The second time I was bent over tying my shoe and when I tried to straighten an excruciating pain shot through my back. I couldn’t make it go away no matter how I positioned myself and just taking a breat shot waves of pain through my body. I missed several days of work and went to a specialist. Turns out a tiny piece of fat or whatever had moved in and lodged between my vertebrae and disk. He’d seen it before, said I would thereafter be more prone to a recurrence and thankfully it disintegrated after a couple more days.

The last time I was trying to lift a huge Italian concrete vase onto the pool edge by myself. It took every bit of strength to get it there and I immediately began to feel like I’d screwed something up bad. It got worse and worse and again for several days I was on the couch in pretty uncomfortable pain.

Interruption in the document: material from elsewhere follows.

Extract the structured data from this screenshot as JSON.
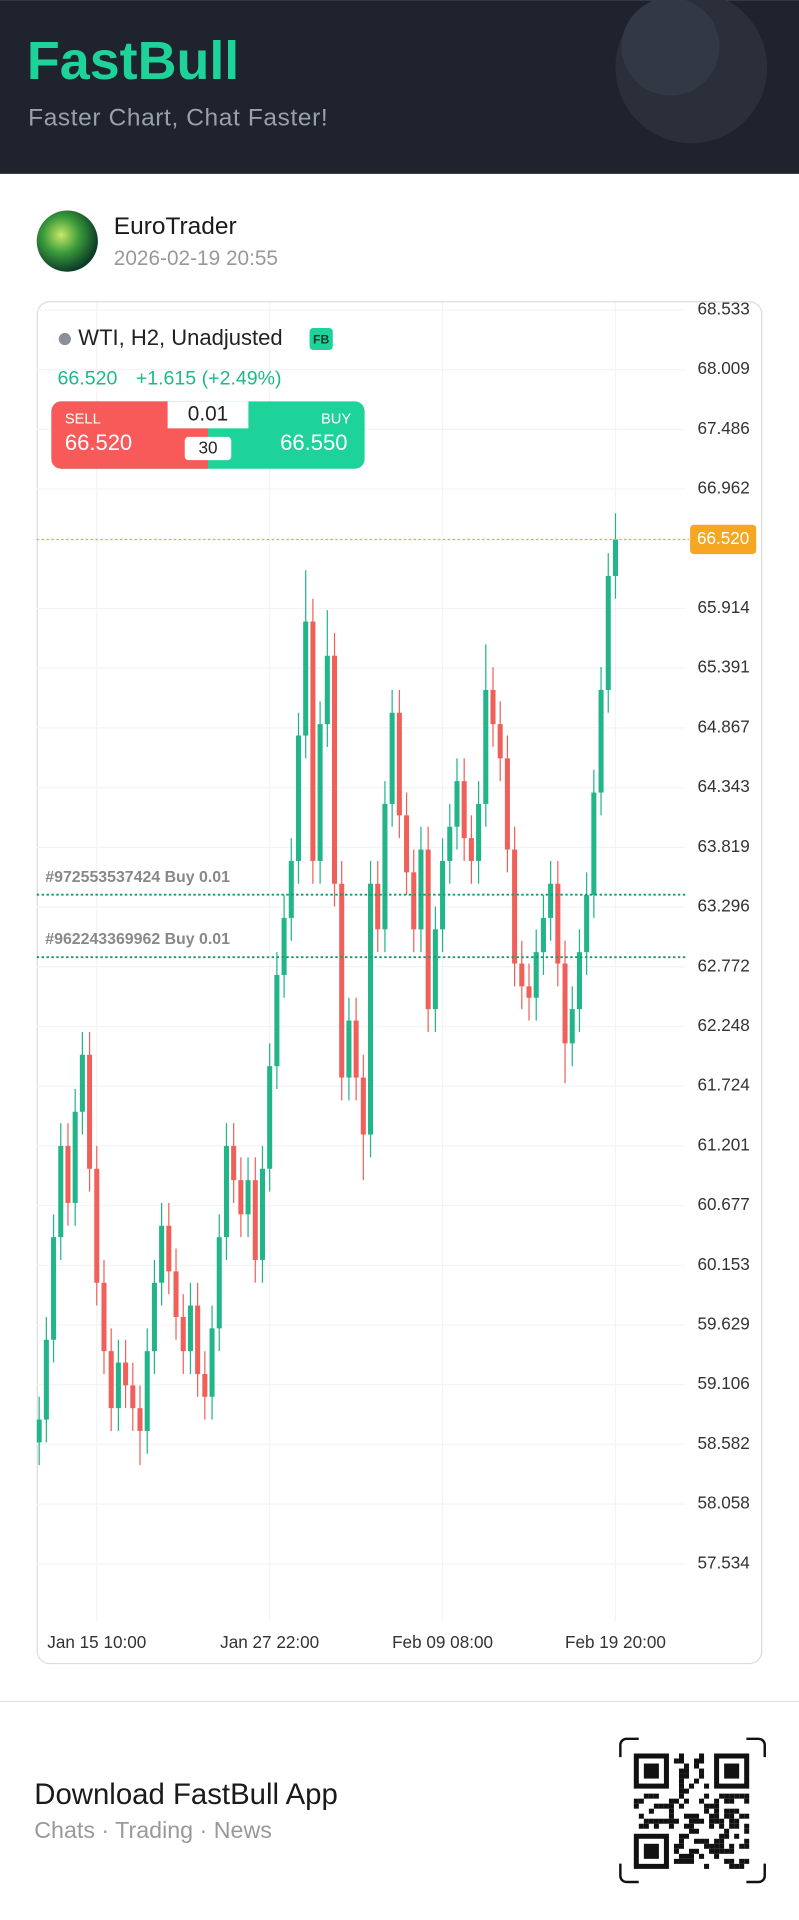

I get little pulls all the time from yardwork and the like but the big ones are pretty much debilitating. Fortunately I’ve got Flexeril and methacarbomol for the emergencies.

So true!!!

And adding to that; set your cell phone up so that emergency responders can get to your emergency contact(s). My phone (Droid) actually has an emergency contacts tab on the lock screen. I designated 3 entries in my Contacts list (husband and 2 brothers) and I think someone could call them even if the phone is locked.

Other people I know with Android phones don’t have that ability :confused:. With iPhones the suggestion is to upload a custom lockscreen wallpaper with a phone number visible (edit the graphic file itself). And there are third-party apps, at least for the Android.

That bit of research was prompted by the recent death of a friend. He didn’t have any kind of emergency contacts list on his person, and his phone was locked. Somehow, after about 12 hours, they managed to track down his work phone number (maybe the landlady knew?) and called there. That was how his family found out.